As the Roman Empire declined, so did Flax production, but Charlemagne revived the crop in the 8th century CE with laws designed to promote the hygiene of Linen textiles and the health of Linseed oil.

Flax, Linum Usitatissimum, is an upright annual plant growing to 1,2 m tall, with slender stems. The leaves are glaucous green, slender lanceolate, 20 - 40 mm long and 3 mm broad.

The flowers are pure pale blue, 15 - 25 mm diameter, with five petals. They can also be bright red. The fruit is a round, dry capsule 5 - 9 mm diameter, containing several glossy brown seeds shaped like an apple pip, 4 - 7 mm long.

Linseed oil, also known as Flaxseed oil is a colourless to yellowish oil obtained from the dried, ripened seeds of the Flax plant.

The oil is obtained by pressing. Flax-based oils are sought after as food because of their high levels of α-Linolenic acid (a particular form of omega - 3 fatty acid), but it is important that only food-grade oil be used for food (unsaturated α-linolenic acid (55,2%), saturated acids palmitic acid (about 7%) and stearic acid (4,6%), monounsaturated oleic acid (22,6%), unsaturated linoleic acid (17%)).

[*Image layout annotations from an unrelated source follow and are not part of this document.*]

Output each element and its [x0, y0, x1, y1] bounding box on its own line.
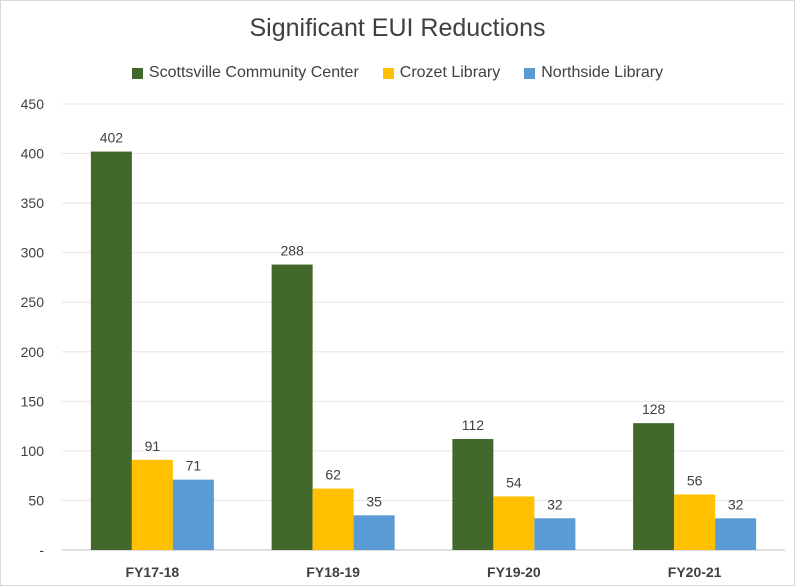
bar: [493, 496, 535, 550]
bar: [674, 494, 716, 550]
legend-item-crozet: Crozet Library: [382, 64, 501, 82]
y-tick-label: 350: [21, 195, 45, 211]
y-tick-label: 450: [21, 96, 45, 112]
bar: [312, 488, 354, 550]
x-tick-label: FY18-19: [306, 564, 360, 580]
legend-swatch-scottsville: [131, 67, 143, 79]
data-label: 402: [100, 130, 124, 146]
data-label: 91: [145, 438, 161, 454]
legend-label-scottsville: Scottsville Community Center: [148, 64, 359, 81]
y-tick-label: -: [39, 542, 44, 558]
data-label: 32: [728, 496, 744, 512]
y-tick-label: 150: [21, 393, 45, 409]
bar: [353, 515, 395, 550]
legend-item-northside: Northside Library: [524, 64, 663, 82]
bar: [633, 423, 675, 550]
bar: [452, 438, 494, 550]
data-label: 128: [642, 401, 666, 417]
data-label: 35: [366, 493, 382, 509]
data-label: 71: [186, 458, 202, 474]
y-tick-label: 250: [21, 294, 45, 310]
x-tick-label: FY19-20: [487, 564, 541, 580]
bar: [90, 151, 132, 550]
legend-label-northside: Northside Library: [541, 64, 664, 81]
x-tick-label: FY17-18: [126, 564, 180, 580]
data-label: 54: [506, 474, 522, 490]
bar: [172, 479, 214, 550]
chart-legend: Scottsville Community Center Crozet Libr…: [0, 64, 795, 82]
bar: [534, 518, 576, 550]
legend-label-crozet: Crozet Library: [399, 64, 501, 81]
legend-swatch-crozet: [382, 67, 394, 79]
y-tick-label: 200: [21, 344, 45, 360]
data-label: 32: [547, 496, 563, 512]
y-tick-label: 100: [21, 443, 45, 459]
bar: [271, 264, 313, 550]
chart-title: Significant EUI Reductions: [249, 14, 546, 42]
bar: [715, 518, 757, 550]
data-label: 62: [325, 467, 341, 483]
legend-swatch-northside: [524, 67, 536, 79]
legend-item-scottsville: Scottsville Community Center: [131, 64, 359, 82]
bar: [131, 459, 173, 550]
data-label: 288: [280, 243, 304, 259]
y-tick-label: 300: [21, 245, 45, 261]
x-tick-label: FY20-21: [668, 564, 722, 580]
data-label: 56: [687, 472, 703, 488]
data-label: 112: [462, 417, 485, 433]
y-tick-label: 400: [21, 146, 45, 162]
y-tick-label: 50: [28, 492, 44, 508]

Linseed oil are rich sources of the essential fatty acid alpha-linolenic acid (ALA). In the body, some ALA is converted to omega-3 fatty acids.

Linseed oil is a triglyceride, like other fats. Linseed oil is distinctive for its unusually large amount of α-linolenic acid, which has a distinctive reaction with oxygen in air.

Flaxseed oil
is easily oxidized, and rapidly becomes rancid, with an unpleasant odour, unless refrigerated. Even when kept under cool conditions, it has a shelf life of only a few weeks. Oil with an unpleasant or rancid odor should be discarded.